We now have debates over the independence of the CCO from the legal function, the reporting obligations and the relationship between the CCO and the board.
There is no question that CCOs have gained in the corporate structure. But CCOs have to be careful on two important fronts – they cannot overpromise on results, and they have to deliver in tangible ways on the business side of the equation. If CCOs mess up big time, or if they fail to communicate realistic expectations, CCOs will quickly suffer the budget ax and retribution from the board and CEOs in response to any major legal violation or reputational issue.
Putting all of this in context, in Compliance 2.0, the CCO is at the heart of the compliance program. The CCO is the visionary, the keeper of the company’s culture, and the coordinator among all of the compliance functions. The CCO is the heartbeat of a compliance program, and has a lot on their shoulders.
In the Compliance 2.0 model, the CCO has to administer the ethics and compliance program by attending to all of the necessary functions and representing ethics and compliance at all stakeholder meetings. Internally, the CCO is the advocate for compliance and compliance resources.
Most importantly, the CCO has to secure an empowered position within the company. In the Compliance 2.0 model, the CCO reports to the CEO on a regular basis, sits as a member of the senior leadership team, and maintains line of sight across all of the corporate functions.
The CCO’s relationship with the board of directors and the CEO set the tone for the compliance program. Like the Internal Auditor who has ready access to the Audit Committee and additional resources if needed, the CCO has to be treated in a similar manner. The CCO should report to the Audit Committee every quarter for at least 30 minutes, and then reserve a brief period of time for an executive session. Once a year, the CCO should report to the full board of directors.
The CCO is the guardian of the company’s ethical culture, and should be responsible for promoting its culture, monitoring the culture and reporting on the company’s culture to the CEO and the board. The CCO has to recognize that the company’s culture infuses every element of the company’s compliance program.
In view of the CCO’s close working relationship with the CEO, the CCO has to push the CEO to maintain and promote the messaging surrounding the compliance program. In the end, the CEO’s performance and support of the company’s ethics and compliance program will depend on the CCO’s vigilance.
Aside from the CEO and the board, the CCO has to develop effective working relationships with critical components of the company’s support structure, including legal, human resources, internal audit, chief financial officer, comptroller, security, and information technology.
A CCO is a politician that has to know what he or she is talking about (unlike many of our politicians today). For example, the CCO has to manage an internal compliance committee, consisting of important functional leaders. This committee can be a very effective mechanism to ensure success with respect to the ethics and compliance program.
Just as important, the CCO is the ethics and compliance face for interacting with the company’s business operations. A CCO has to develop winning strategies for business and compliance, and move quickly beyond any strategy that relies on simply saying no to business managers.
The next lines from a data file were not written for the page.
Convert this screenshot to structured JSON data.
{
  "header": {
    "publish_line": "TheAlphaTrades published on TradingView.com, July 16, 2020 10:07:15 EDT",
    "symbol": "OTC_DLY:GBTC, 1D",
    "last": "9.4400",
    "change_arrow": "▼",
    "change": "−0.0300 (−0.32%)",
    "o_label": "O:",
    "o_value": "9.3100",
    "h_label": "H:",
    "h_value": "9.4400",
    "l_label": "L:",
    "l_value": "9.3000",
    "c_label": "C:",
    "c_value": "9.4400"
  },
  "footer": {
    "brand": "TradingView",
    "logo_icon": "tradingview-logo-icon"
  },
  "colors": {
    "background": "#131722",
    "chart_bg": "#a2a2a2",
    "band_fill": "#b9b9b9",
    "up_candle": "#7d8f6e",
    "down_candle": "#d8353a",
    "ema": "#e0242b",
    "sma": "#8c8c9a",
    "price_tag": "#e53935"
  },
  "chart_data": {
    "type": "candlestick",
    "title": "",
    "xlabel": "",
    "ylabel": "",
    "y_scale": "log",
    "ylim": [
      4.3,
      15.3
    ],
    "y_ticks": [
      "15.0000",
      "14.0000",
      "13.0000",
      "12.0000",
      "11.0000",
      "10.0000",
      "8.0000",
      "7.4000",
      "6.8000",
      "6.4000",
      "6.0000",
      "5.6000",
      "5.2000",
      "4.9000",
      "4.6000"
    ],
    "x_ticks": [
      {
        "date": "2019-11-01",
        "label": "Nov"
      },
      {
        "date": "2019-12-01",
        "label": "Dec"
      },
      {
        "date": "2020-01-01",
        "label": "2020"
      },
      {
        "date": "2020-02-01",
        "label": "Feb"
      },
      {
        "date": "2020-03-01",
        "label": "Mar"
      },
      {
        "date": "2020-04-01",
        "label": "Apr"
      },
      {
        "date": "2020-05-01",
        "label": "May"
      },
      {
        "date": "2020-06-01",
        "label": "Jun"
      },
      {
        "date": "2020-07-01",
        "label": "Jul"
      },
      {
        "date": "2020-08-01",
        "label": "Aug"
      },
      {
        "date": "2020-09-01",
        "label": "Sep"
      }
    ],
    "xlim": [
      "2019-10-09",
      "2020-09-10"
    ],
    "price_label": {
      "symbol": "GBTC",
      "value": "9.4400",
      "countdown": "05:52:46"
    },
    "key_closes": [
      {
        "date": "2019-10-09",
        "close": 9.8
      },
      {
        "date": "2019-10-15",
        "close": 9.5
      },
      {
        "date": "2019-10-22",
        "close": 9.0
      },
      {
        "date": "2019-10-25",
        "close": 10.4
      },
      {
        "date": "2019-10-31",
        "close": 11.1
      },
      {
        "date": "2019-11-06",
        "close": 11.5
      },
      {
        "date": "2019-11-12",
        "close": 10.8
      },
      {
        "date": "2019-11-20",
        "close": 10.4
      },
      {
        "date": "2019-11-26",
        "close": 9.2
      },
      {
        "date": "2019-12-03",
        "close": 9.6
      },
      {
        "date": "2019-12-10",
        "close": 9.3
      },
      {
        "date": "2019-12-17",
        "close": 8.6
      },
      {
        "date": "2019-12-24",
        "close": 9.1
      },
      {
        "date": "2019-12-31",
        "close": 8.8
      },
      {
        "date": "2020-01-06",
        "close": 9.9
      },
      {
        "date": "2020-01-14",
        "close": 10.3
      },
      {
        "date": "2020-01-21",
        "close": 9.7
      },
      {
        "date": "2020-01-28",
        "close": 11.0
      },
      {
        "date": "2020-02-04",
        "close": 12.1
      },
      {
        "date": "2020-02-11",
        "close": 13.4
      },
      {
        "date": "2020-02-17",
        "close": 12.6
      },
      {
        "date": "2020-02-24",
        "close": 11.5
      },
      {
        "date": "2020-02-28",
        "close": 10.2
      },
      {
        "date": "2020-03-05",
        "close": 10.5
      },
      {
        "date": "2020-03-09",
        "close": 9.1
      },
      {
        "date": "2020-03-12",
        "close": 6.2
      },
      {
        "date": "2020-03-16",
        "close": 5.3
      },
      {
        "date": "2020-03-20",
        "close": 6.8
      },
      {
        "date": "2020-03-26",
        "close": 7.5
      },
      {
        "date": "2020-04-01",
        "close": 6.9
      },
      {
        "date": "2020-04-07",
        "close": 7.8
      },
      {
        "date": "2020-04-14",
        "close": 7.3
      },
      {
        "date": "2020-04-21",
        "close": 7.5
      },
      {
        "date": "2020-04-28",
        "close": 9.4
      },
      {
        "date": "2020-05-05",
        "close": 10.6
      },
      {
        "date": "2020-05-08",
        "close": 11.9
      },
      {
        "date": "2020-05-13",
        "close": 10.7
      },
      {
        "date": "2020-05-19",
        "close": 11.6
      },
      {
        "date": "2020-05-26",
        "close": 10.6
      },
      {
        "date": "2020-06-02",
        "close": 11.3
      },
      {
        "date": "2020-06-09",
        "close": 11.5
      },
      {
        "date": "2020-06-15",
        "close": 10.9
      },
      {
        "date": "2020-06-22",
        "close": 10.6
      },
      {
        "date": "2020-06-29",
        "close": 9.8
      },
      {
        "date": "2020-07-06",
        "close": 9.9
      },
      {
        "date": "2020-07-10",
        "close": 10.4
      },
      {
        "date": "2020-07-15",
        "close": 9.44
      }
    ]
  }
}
The key for every CCO is to develop a can-do attitude where solutions are found for most business problems.
The CCO’s role is continuing to evolve and the next five years will see more growth and influence in the corporate governance landscape. In Compliance 2.0, the CCO’s success depends on the CCO’s ability to define a vision and implement a plan, recognizing the need for support and assistance from other leaders and functions within the company.